Sentinel lymph node biopsy after neoadjuvant chemotherapy is feasible and accurate. There has been talk regarding the false-negative rate, but we have tools available to reduce that. A good proportion of patients [who undergo neoadjuvant chemotherapy] are going to become pathologically node-negative, and can then avoid ALND. That is the third technique.
Can patients who remain node-positive after neoadjuvant chemotherapy be spared ALND?
[In that case], I would think about enrolling patients on clinical trials, such as the Alliance A11202 trial. This trial randomizes patients who have a positive sentinel lymph node after neoadjuvant chemotherapy to ALND—the current standard of care—versus no ALND.
The trial provides a good way to spare half of patients ALND, as well as help us advance the science.
Are there any other strategies that are being used in practice that you would like to highlight?
The final strategy is what all of us do regularly in our tumor boards, and that is to “waffle” a bit. By that I mean personalize therapy and think about how a particular strategy is going to affect a particular patient.
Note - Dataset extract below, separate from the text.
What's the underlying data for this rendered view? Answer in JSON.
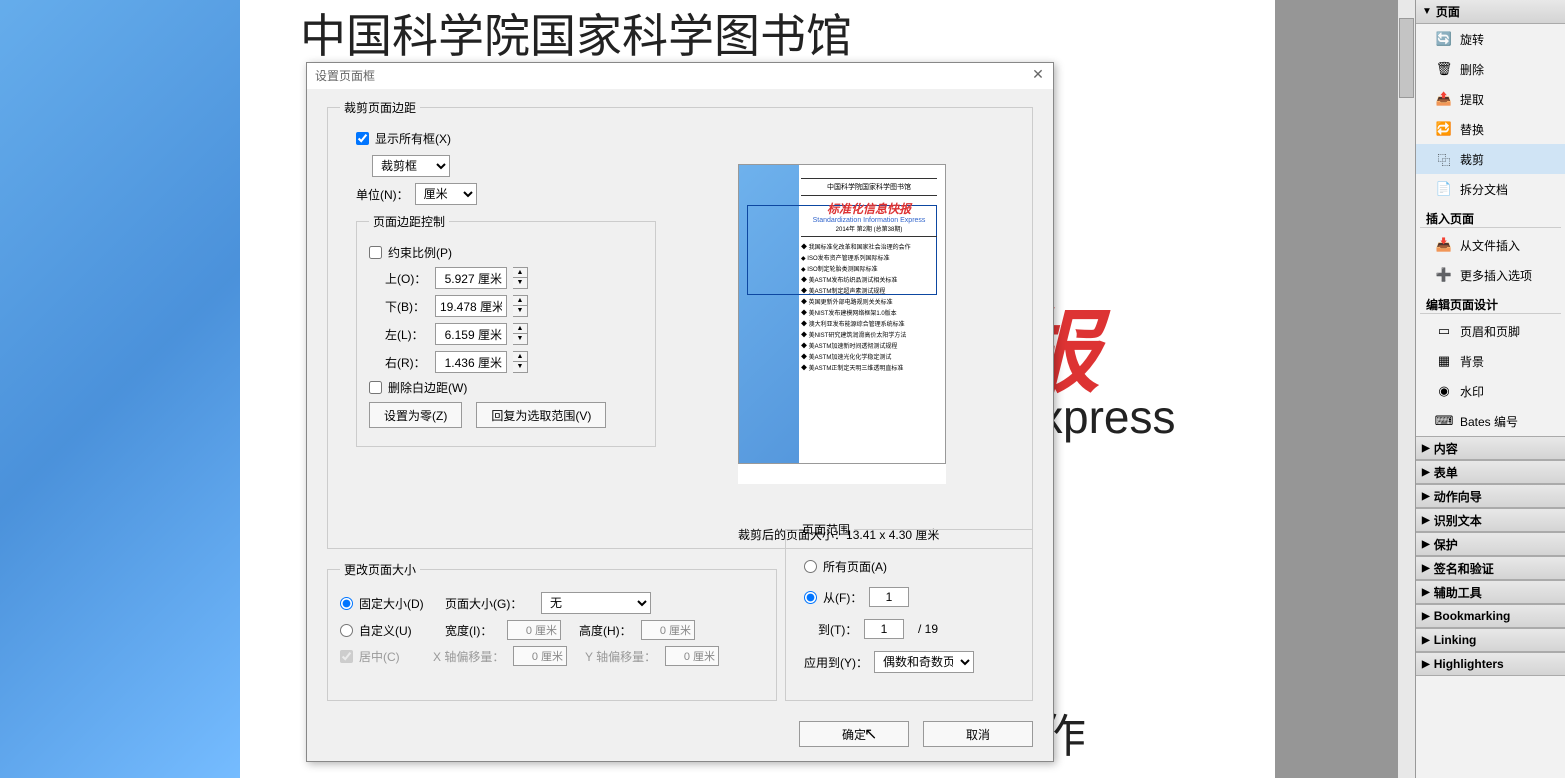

Is [a particular treatment] going to change outcomes in terms of the management strategy of the medical or radiation oncologist? What is the probability that patients will have residual positive lymph nodes? There are a number of nomograms in online clinical prediction models that may be helpful [in determining that].
What about for an elderly patient who has a number of comorbidities? Is ALND worth it? Is it going to change what we do? Is it going to affect local recurrence? We have to have those tailored discussions to help us decide whether ALND is worthwhile or not.